FACTORS AFFECTING CAKING IN SUGAR CANE (SACCHARUM OFFICINARUM)

Main Article Content

María Lourdes Hernández- Reyes
Juan Valente Hidalgo Contreras
Aleida Selene Hernández- Cázares
Juan Pascual-Ramírez

Keywords

Lumpiness, sugar, path diagrams

Abstract

Objective: Identify variables that influence the process of caking of cane sugar to propose the path diagram showing the possible paths that cause - effect relationship.


Design/methodology/approach: The methodological work of this research was based on the research and review of the scientific literature in the main databases of indexed academic journals.


Results: From the literature review factors, according to the authors they correspond to the factors causing caking of cane sugar were considered, including physicochemical properties you will have, packaging and storage conditions. These were part of the construction of the diagram of hypothetical paths the phenomenon of caking.

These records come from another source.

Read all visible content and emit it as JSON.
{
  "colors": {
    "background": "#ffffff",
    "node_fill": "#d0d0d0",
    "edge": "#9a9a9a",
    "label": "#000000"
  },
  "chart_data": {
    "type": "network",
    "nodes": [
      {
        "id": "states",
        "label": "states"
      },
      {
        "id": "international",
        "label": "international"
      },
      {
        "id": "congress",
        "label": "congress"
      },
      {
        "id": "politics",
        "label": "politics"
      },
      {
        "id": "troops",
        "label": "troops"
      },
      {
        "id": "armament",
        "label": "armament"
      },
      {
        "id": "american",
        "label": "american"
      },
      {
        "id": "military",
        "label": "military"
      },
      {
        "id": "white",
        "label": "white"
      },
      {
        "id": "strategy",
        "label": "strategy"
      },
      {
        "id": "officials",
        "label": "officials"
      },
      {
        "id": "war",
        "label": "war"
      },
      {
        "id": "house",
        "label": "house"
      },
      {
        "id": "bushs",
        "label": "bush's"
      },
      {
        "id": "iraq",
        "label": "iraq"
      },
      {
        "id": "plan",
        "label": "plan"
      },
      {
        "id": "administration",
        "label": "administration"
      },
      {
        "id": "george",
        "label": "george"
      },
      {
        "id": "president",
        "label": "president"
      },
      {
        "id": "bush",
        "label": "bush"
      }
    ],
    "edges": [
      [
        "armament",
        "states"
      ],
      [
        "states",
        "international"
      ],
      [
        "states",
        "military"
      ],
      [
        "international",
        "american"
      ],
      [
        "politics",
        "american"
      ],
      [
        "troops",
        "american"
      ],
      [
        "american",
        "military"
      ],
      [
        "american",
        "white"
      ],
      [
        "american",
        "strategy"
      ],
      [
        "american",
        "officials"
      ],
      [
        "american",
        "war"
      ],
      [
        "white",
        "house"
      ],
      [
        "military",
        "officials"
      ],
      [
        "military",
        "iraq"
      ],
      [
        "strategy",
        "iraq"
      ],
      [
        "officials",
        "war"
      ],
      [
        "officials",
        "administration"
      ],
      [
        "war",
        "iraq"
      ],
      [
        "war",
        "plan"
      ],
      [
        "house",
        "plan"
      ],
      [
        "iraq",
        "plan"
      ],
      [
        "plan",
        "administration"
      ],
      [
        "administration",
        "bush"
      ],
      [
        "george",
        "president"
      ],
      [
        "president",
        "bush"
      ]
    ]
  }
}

Limitations on study/ implications: The studies carried out regarding the cause-effect phenomenon have been very limited, since there are few publications in the main databases of indexed journals. Thus, it is also noted that the publications are not recent in their majority.


Findings/Conclusions: The main factors affecting the development of caking on cane sugar can be classified into: Physicochemical (humidity, temperature of the product and particle size), packaging (liner) and storage conditions (relative humidity and ambient temperature).


Keywords: Lumpiness, sugar, path diagrams.